Perhaps this combination of nostalgic ache and chronological non-specificity is tied up with the movie’s other theme. One hears trans men and women talk about feeling as though their childhoods barely existed, as though they were experiencing those years through a kind of weird fuzz. Anyone can feel this way to some degree about some period of time — just as anyone can feel anxious without it being general anxiety disorder. We’re talking about degree. I think.

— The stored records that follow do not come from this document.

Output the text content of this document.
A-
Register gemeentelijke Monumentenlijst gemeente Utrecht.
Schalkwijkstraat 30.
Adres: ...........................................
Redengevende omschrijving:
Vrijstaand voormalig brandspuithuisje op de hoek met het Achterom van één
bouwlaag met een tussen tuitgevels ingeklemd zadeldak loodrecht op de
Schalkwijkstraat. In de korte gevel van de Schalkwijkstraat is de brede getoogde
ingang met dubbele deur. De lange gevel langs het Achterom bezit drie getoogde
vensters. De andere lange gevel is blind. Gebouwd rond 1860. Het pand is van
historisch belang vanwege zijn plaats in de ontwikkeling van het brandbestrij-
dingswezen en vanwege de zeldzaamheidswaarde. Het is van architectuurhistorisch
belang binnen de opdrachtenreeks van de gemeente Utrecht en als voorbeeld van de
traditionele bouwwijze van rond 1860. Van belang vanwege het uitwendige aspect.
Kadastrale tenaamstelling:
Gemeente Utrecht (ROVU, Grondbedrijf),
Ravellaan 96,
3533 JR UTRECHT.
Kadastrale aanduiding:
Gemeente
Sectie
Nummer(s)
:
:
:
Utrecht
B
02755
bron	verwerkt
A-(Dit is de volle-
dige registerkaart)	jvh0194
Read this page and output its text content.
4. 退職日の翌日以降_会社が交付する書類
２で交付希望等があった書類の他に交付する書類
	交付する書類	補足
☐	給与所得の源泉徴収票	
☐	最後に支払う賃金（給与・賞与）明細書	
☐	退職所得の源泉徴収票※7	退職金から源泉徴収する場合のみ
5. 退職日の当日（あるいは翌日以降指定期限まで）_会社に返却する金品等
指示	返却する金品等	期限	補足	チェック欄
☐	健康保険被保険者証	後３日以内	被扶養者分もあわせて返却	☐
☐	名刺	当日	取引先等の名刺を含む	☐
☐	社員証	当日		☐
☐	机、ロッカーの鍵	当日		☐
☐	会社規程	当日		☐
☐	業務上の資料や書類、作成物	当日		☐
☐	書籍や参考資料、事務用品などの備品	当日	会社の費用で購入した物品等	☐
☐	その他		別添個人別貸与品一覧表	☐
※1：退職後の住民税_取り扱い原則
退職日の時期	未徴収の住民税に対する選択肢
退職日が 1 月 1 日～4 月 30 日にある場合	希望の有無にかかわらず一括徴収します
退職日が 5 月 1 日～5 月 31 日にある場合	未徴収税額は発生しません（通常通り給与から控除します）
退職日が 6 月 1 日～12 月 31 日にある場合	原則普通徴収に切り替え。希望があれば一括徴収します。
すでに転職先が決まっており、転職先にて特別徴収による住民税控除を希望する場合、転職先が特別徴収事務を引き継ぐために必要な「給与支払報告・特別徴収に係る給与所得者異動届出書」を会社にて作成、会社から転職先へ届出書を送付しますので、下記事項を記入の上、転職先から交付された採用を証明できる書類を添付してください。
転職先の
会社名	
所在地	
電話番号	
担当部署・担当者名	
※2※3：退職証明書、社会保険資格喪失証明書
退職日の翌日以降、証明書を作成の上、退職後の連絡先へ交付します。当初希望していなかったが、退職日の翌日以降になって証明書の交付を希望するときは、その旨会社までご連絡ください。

In The People’s Joker, which I happened to see around the same time that I saw … the TV Glow, our main character/narrator/director basically says as much. The People’s Joker, on one level, is a satire of the Batman mythos, in which Batman oversees a dystopian Gotham City and comedy is almost entirely illegal. There is one exception, a “Saturday Night Live”-like show on which aspiring performers pay $15,000 to appear. Our main character, a trans woman who grew up in Smallville, Kansas, teams up with a strange-looking man named Oswald Cobblepot (the Penguin, obviously) to create an unlicensed, off-the-books comedy show, which the two of them label “anti-comedy” so as to avoid going to comedy jail, I guess, and also because it makes it OK that the jokes we see them doing mostly aren’t that funny. There’s a lot more to the setup, but I am not going to go further into it, for reasons explained below.